HKUDS / LightRAG

"LightRAG: Simple and Fast Retrieval-Augmented Generation"
https://arxiv.org/abs/2410.05779
MIT License
5.83k stars 591 forks source link

Hosted Vector db and KG. Pinecone/Neo4j #114

Open wiltshirek opened 2 days ago

wiltshirek commented 2 days ago

Hi, are you able to share your thoughts or recommendations on how to integrate hosted solutions for the VectorDB (adding support for or replacing Nano with Pinecone) and Graph (adding support for or replacing Networkx with Neo4j). We'd like to plan a production level release. I'm happy to contribute but just looking for some helpful tips before we get started. Don't want to contribute to something thats already in flight or already easily configurable. I didn't see any options for this in the docs but the "Base" classes exist in the code base for adaptation and seamless integration.

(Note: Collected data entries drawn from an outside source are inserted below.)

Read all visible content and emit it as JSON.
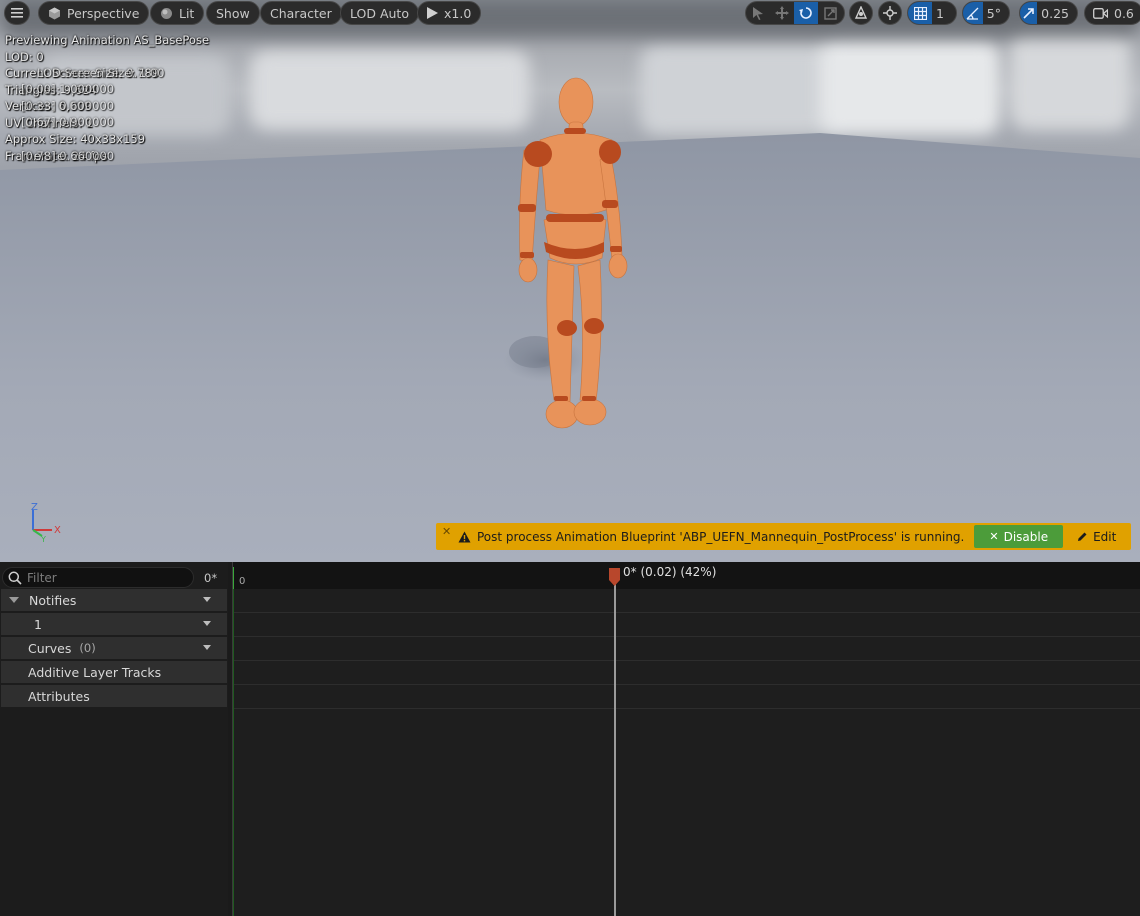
{
  "toolbar": {
    "menu_icon": "hamburger-icon",
    "perspective_label": "Perspective",
    "lit_label": "Lit",
    "show_label": "Show",
    "character_label": "Character",
    "lod_label": "LOD Auto",
    "play_rate_label": "x1.0",
    "grid_snap_value": "1",
    "angle_snap_value": "5°",
    "scale_snap_value": "0.25",
    "camera_speed_value": "0.6"
  },
  "stats": {
    "line1": "Previewing Animation AS_BasePose",
    "line2": "LOD: 0",
    "line3": "Current Screen Size: 0.789",
    "line4": "Triangles: 9,624",
    "line5": "Vertices: 6,009",
    "line6": "UV Channels: 1",
    "line7": "Approx Size: 40x33x159",
    "line8": "Framerate: 24 fps",
    "ghost1": "LOD Screen Size: 1.00",
    "ghost2": "[0.00] 1.000000",
    "ghost3": "[0.33] 0.600000",
    "ghost4": "[0.67] 0.900000",
    "ghost5": "[0.78] 0.660000"
  },
  "axis": {
    "z": "Z",
    "x": "X",
    "y": "Y"
  },
  "notice": {
    "close": "✕",
    "message": "Post process Animation Blueprint 'ABP_UEFN_Mannequin_PostProcess' is running.",
    "disable_label": "Disable",
    "edit_label": "Edit",
    "color": "#e0a100"
  },
  "tracks": {
    "filter_placeholder": "Filter",
    "frame_label": "0*",
    "notifies_label": "Notifies",
    "notify_track_label": "1",
    "curves_label": "Curves",
    "curves_count": "(0)",
    "additive_label": "Additive Layer Tracks",
    "attributes_label": "Attributes"
  },
  "timeline": {
    "ruler_start": "0",
    "playhead_label": "0* (0.02) (42%)"
  }
}
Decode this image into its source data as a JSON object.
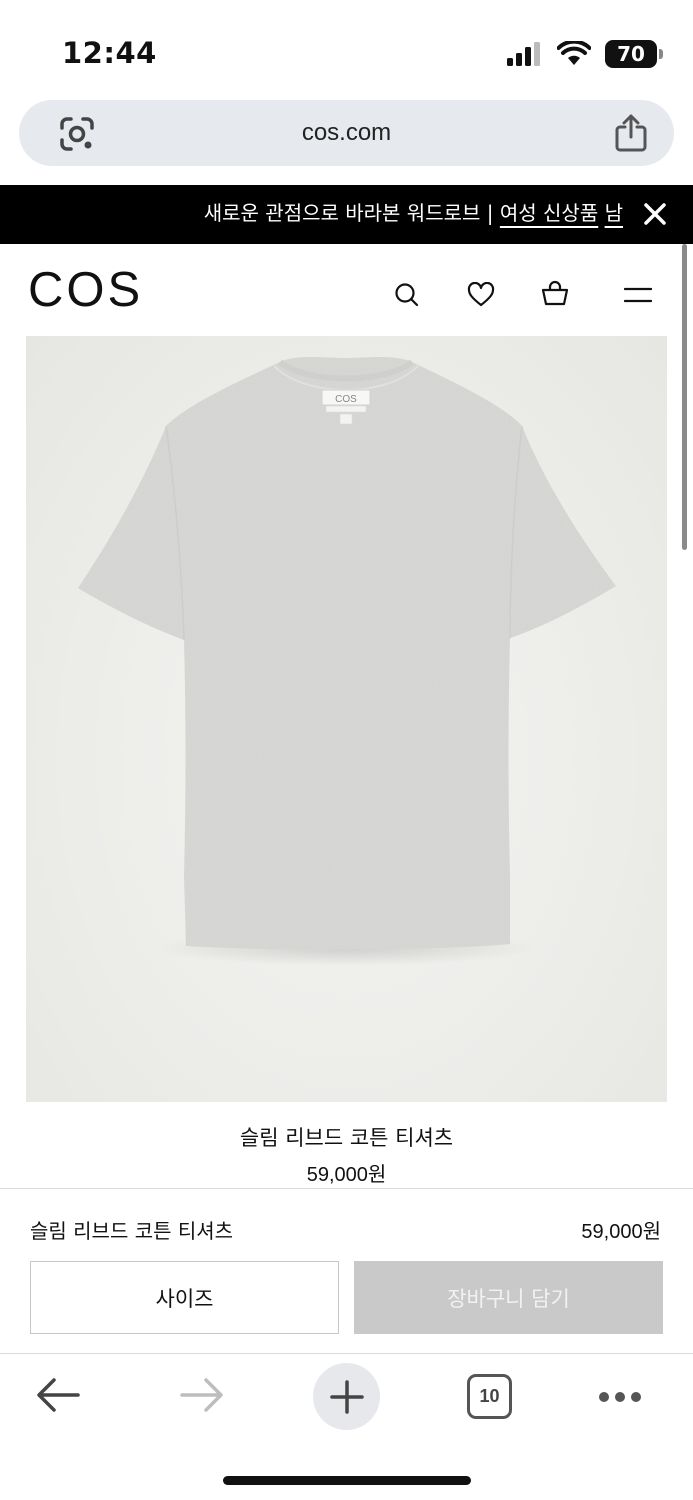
{
  "status_bar": {
    "time": "12:44",
    "battery": "70",
    "icons": [
      "cellular-signal-icon",
      "wifi-icon",
      "battery-icon"
    ]
  },
  "browser": {
    "url": "cos.com",
    "lens_icon": "google-lens-icon",
    "share_icon": "share-icon"
  },
  "banner": {
    "text": "새로운 관점으로 바라본 워드로브 | ",
    "link_women": "여성 신상품",
    "link_men": "남",
    "close_icon": "close-icon"
  },
  "header": {
    "logo": "COS",
    "icons": [
      "search-icon",
      "heart-icon",
      "shopping-bag-icon",
      "menu-icon"
    ]
  },
  "product": {
    "image_label": "COS",
    "name": "슬림 리브드 코튼 티셔츠",
    "price": "59,000원"
  },
  "buy_bar": {
    "name": "슬림 리브드 코튼 티셔츠",
    "price": "59,000원",
    "size_label": "사이즈",
    "cart_label": "장바구니 담기"
  },
  "toolbar": {
    "tab_count": "10",
    "icons": [
      "back-arrow-icon",
      "forward-arrow-icon",
      "plus-icon",
      "tabs-icon",
      "more-icon"
    ]
  },
  "colors": {
    "banner_bg": "#000000",
    "url_bar_bg": "#e6e9ee",
    "cart_button_bg": "#c9c9c9",
    "product_bg": "#ecece9",
    "tshirt": "#d7d7d5"
  }
}
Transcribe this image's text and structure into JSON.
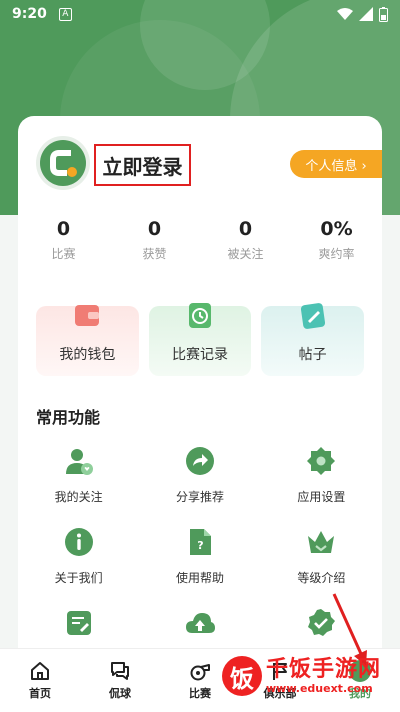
{
  "status_bar": {
    "time": "9:20",
    "badge": "A"
  },
  "profile": {
    "login_label": "立即登录",
    "info_button": "个人信息 ›"
  },
  "stats": [
    {
      "value": "0",
      "label": "比赛"
    },
    {
      "value": "0",
      "label": "获赞"
    },
    {
      "value": "0",
      "label": "被关注"
    },
    {
      "value": "0%",
      "label": "爽约率"
    }
  ],
  "quick_actions": [
    {
      "label": "我的钱包",
      "icon": "wallet-icon"
    },
    {
      "label": "比赛记录",
      "icon": "clock-icon"
    },
    {
      "label": "帖子",
      "icon": "edit-icon"
    }
  ],
  "section_title": "常用功能",
  "features": [
    {
      "label": "我的关注",
      "icon": "user-heart-icon"
    },
    {
      "label": "分享推荐",
      "icon": "share-icon"
    },
    {
      "label": "应用设置",
      "icon": "gear-icon"
    },
    {
      "label": "关于我们",
      "icon": "info-icon"
    },
    {
      "label": "使用帮助",
      "icon": "help-doc-icon"
    },
    {
      "label": "等级介绍",
      "icon": "crown-icon"
    },
    {
      "label": "",
      "icon": "note-edit-icon"
    },
    {
      "label": "",
      "icon": "cloud-upload-icon"
    },
    {
      "label": "",
      "icon": "badge-check-icon"
    }
  ],
  "bottom_nav": [
    {
      "label": "首页",
      "icon": "home-icon"
    },
    {
      "label": "侃球",
      "icon": "chat-icon"
    },
    {
      "label": "比赛",
      "icon": "whistle-icon"
    },
    {
      "label": "俱乐部",
      "icon": "flag-icon"
    },
    {
      "label": "我的",
      "icon": "profile-icon"
    }
  ],
  "watermark": {
    "char": "饭",
    "title": "千饭手游网",
    "url": "www.eduext.com"
  },
  "colors": {
    "brand_green": "#4f9a5b",
    "accent_orange": "#f5a623",
    "highlight_red": "#e02020"
  }
}
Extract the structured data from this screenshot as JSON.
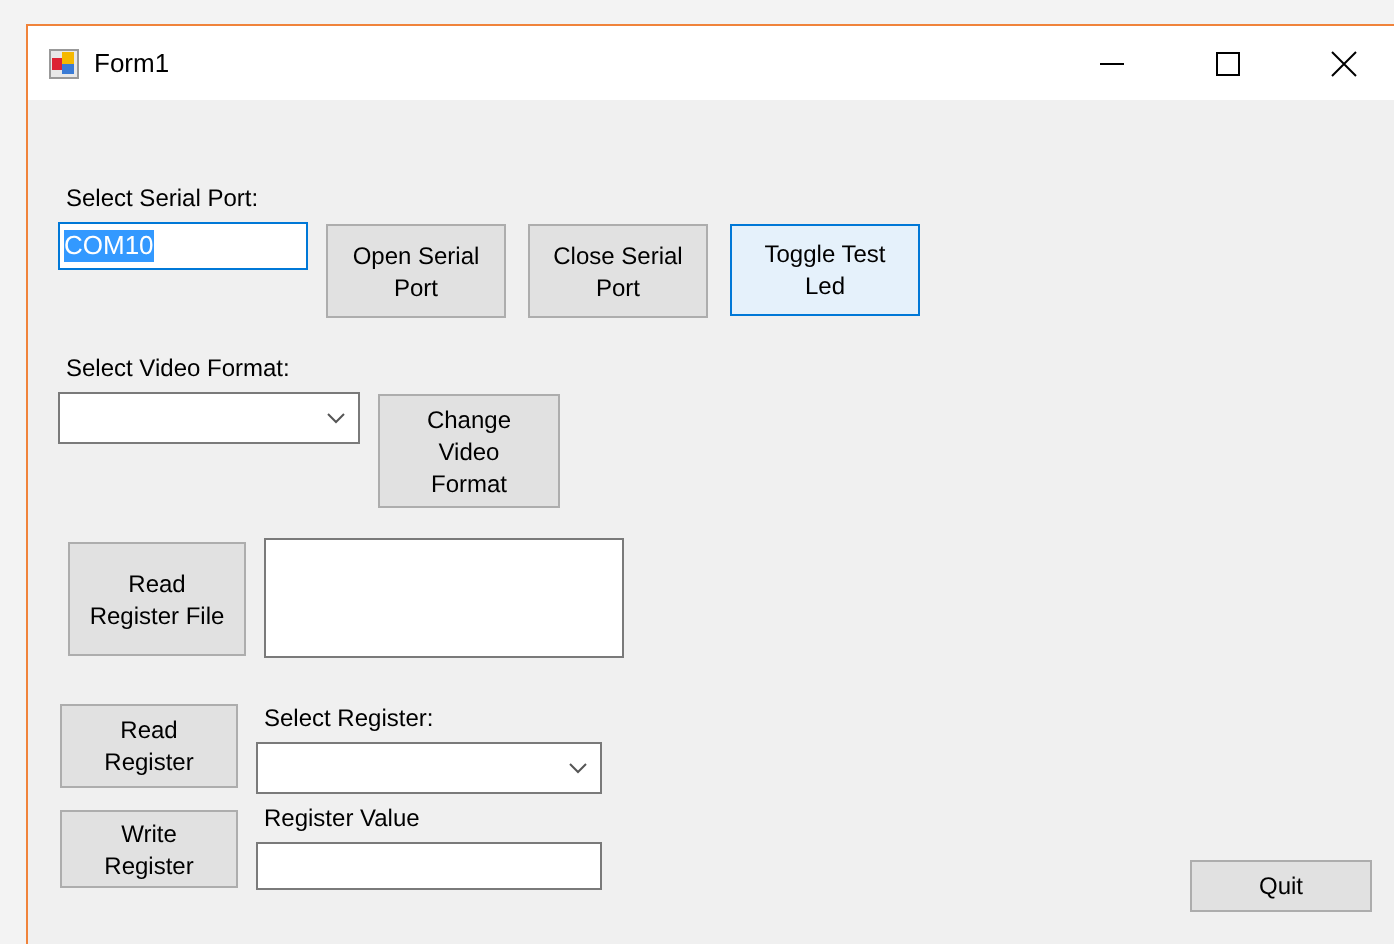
{
  "window": {
    "title": "Form1"
  },
  "controls": [
    {
      "kind": "label",
      "text": "Select Serial Port:"
    },
    {
      "kind": "textbox",
      "value": "COM10",
      "text_selected": true
    },
    {
      "kind": "button",
      "text": "Open Serial Port",
      "focused": false
    },
    {
      "kind": "button",
      "text": "Close Serial Port",
      "focused": false
    },
    {
      "kind": "button",
      "text": "Toggle Test Led",
      "focused": true
    },
    {
      "kind": "label",
      "text": "Select Video Format:"
    },
    {
      "kind": "combobox"
    },
    {
      "kind": "button",
      "text": "Change Video Format",
      "focused": false
    },
    {
      "kind": "button",
      "text": "Read Register File",
      "focused": false
    },
    {
      "kind": "textarea"
    },
    {
      "kind": "button",
      "text": "Read Register",
      "focused": false
    },
    {
      "kind": "label",
      "text": "Select Register:"
    },
    {
      "kind": "combobox"
    },
    {
      "kind": "button",
      "text": "Write Register",
      "focused": false
    },
    {
      "kind": "label",
      "text": "Register Value"
    },
    {
      "kind": "textbox",
      "text_selected": false
    },
    {
      "kind": "button",
      "text": "Quit",
      "focused": false
    }
  ]
}
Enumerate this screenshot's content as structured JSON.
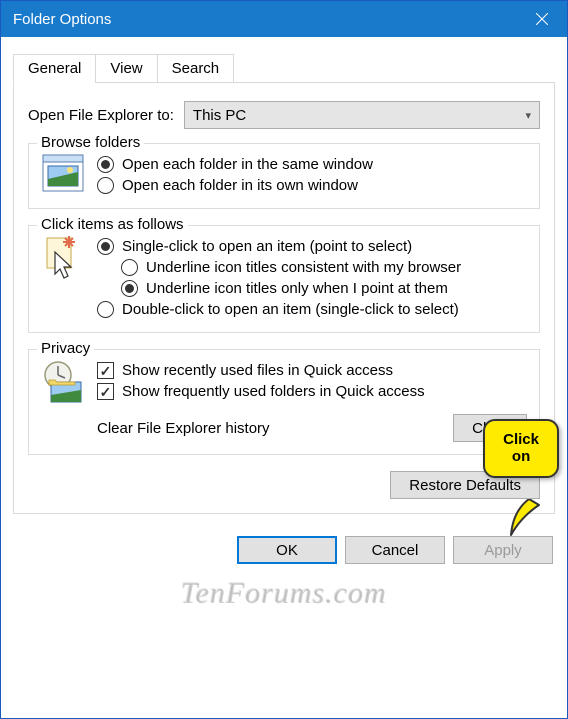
{
  "window": {
    "title": "Folder Options"
  },
  "tabs": {
    "general": "General",
    "view": "View",
    "search": "Search"
  },
  "open_explorer": {
    "label": "Open File Explorer to:",
    "value": "This PC"
  },
  "browse_folders": {
    "title": "Browse folders",
    "same_window": "Open each folder in the same window",
    "own_window": "Open each folder in its own window"
  },
  "click_items": {
    "title": "Click items as follows",
    "single_click": "Single-click to open an item (point to select)",
    "underline_browser": "Underline icon titles consistent with my browser",
    "underline_point": "Underline icon titles only when I point at them",
    "double_click": "Double-click to open an item (single-click to select)"
  },
  "privacy": {
    "title": "Privacy",
    "show_recent_files": "Show recently used files in Quick access",
    "show_frequent_folders": "Show frequently used folders in Quick access",
    "clear_label": "Clear File Explorer history",
    "clear_button": "Clear"
  },
  "restore_defaults": "Restore Defaults",
  "buttons": {
    "ok": "OK",
    "cancel": "Cancel",
    "apply": "Apply"
  },
  "callout": {
    "line1": "Click",
    "line2": "on"
  },
  "watermark": "TenForums.com"
}
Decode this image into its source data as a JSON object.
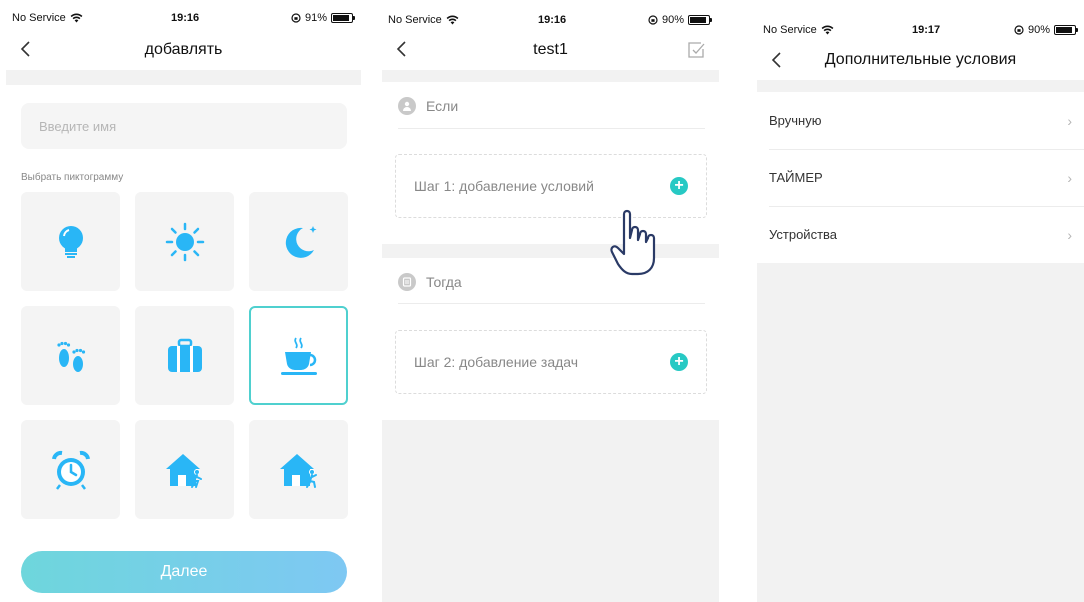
{
  "screen1": {
    "status": {
      "carrier": "No Service",
      "time": "19:16",
      "battery": "91%"
    },
    "title": "добавлять",
    "name_placeholder": "Введите имя",
    "icon_section_label": "Выбрать пиктограмму",
    "icons": [
      "lightbulb-icon",
      "sun-icon",
      "moon-icon",
      "footprints-icon",
      "suitcase-icon",
      "coffee-cup-icon",
      "alarm-clock-icon",
      "home-enter-icon",
      "home-leave-icon"
    ],
    "selected_icon": "coffee-cup-icon",
    "next_label": "Далее",
    "colors": {
      "accent": "#29b6f6",
      "selected_border": "#4fd0cf",
      "button_from": "#6ed6dc",
      "button_to": "#7ec8f3"
    }
  },
  "screen2": {
    "status": {
      "carrier": "No Service",
      "time": "19:16",
      "battery": "90%"
    },
    "title": "test1",
    "if_label": "Если",
    "step1_label": "Шаг 1: добавление условий",
    "then_label": "Тогда",
    "step2_label": "Шаг 2: добавление задач",
    "colors": {
      "plus": "#27c9c4"
    }
  },
  "screen3": {
    "status": {
      "carrier": "No Service",
      "time": "19:17",
      "battery": "90%"
    },
    "title": "Дополнительные условия",
    "rows": [
      "Вручную",
      "ТАЙМЕР",
      "Устройства"
    ]
  }
}
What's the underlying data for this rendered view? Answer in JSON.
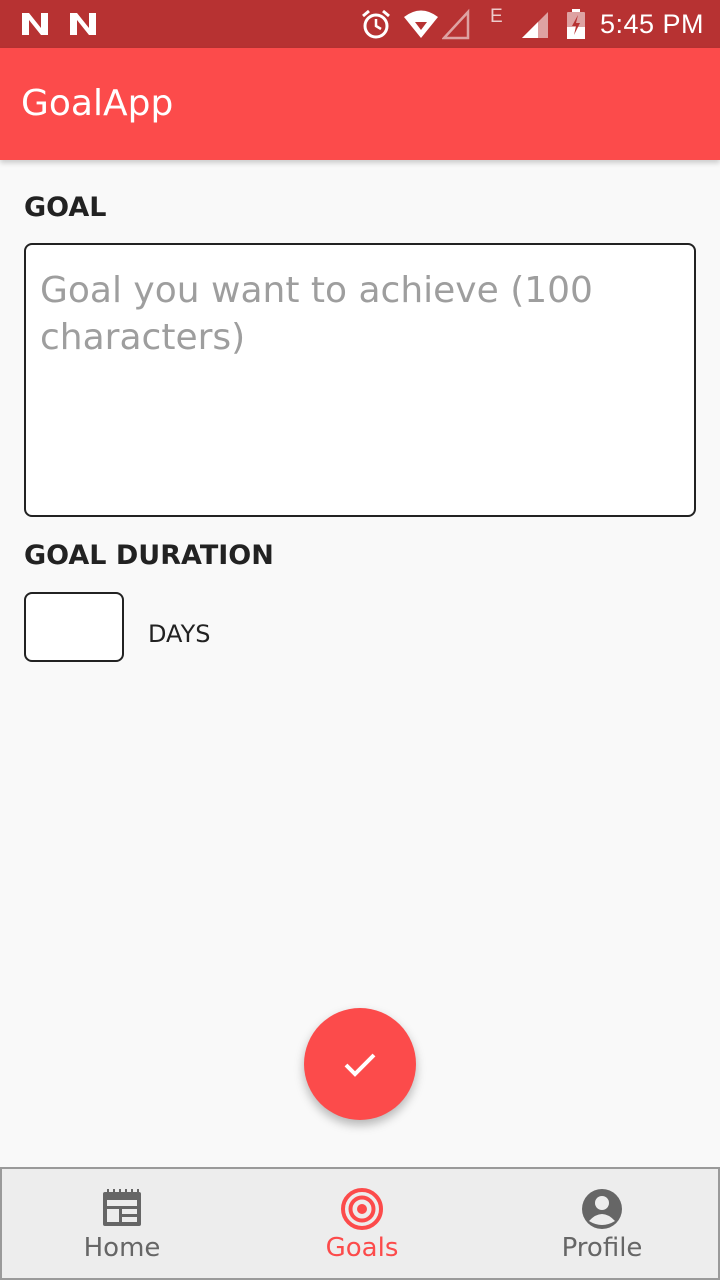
{
  "status_bar": {
    "network_type": "E",
    "time": "5:45 PM",
    "icons": [
      "n-notification-icon",
      "n-notification-icon",
      "alarm-icon",
      "wifi-icon",
      "signal-icon",
      "signal-icon",
      "battery-charging-icon"
    ]
  },
  "app_bar": {
    "title": "GoalApp"
  },
  "form": {
    "goal_label": "GOAL",
    "goal_placeholder": "Goal you want to achieve (100 characters)",
    "goal_value": "",
    "duration_label": "GOAL DURATION",
    "days_value": "",
    "days_unit": "DAYS"
  },
  "fab": {
    "icon": "check-icon"
  },
  "bottom_nav": {
    "items": [
      {
        "label": "Home",
        "icon": "home-calendar-icon",
        "active": false
      },
      {
        "label": "Goals",
        "icon": "target-icon",
        "active": true
      },
      {
        "label": "Profile",
        "icon": "profile-icon",
        "active": false
      }
    ]
  },
  "colors": {
    "status_bar": "#b73232",
    "accent": "#fc4b4b",
    "nav_inactive": "#666666"
  }
}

rcontesti commented 2 days ago

Plus one to the feature. I would be great to use DB of choice.

LarFii commented 9 hours ago

All our storage implementations are in the storage.py. To be honest, since we’re not very familiar with databases, we haven't yet set up configuration options for swapping databases. Any help you could provide would be greatly appreciated!

wiltshirek commented 9 hours ago

Cool. I'm on it. biggest difference so far is with the node_ids. We are using the entity names as the id's for NetworkX but you can't set the node Ids in Neo4J, and probably quite a few others. I'll keep the concerns separated and account for that internally by leveraging the node_name property, which may arguably be a slightly cleaner approach. thanks.

spo0nman commented 5 hours ago

I'm interested in this as well. Please let me know if you need a hand.

wiltshirek commented 46 minutes ago

Thanks. The KG support is a bit of work since adding additional KG platforms should not be disruptive to the code base. Plus, its using Cypher queries opposed to convenient SDK calls available for NetworkX. I'm making pretty good progress and should be okay to get this out in a week or two depending on my schedule. But the Vector integration is a good part for you to pick up if that makes sense. Maybe start with Pinecone or whatever you are comfortable with or need for a requirement and just leave a framework that is easy to extend with future hosted vector DB providers. Pretty sure other folks will jump in and pick up other Vector integrations from there if its close to plug and play. I'm going with all non-breaking changes to ease adoption of course and following existing code patterns. Excited to connect on this @spo0nman if you are up for it. Would love to hear your thoughts.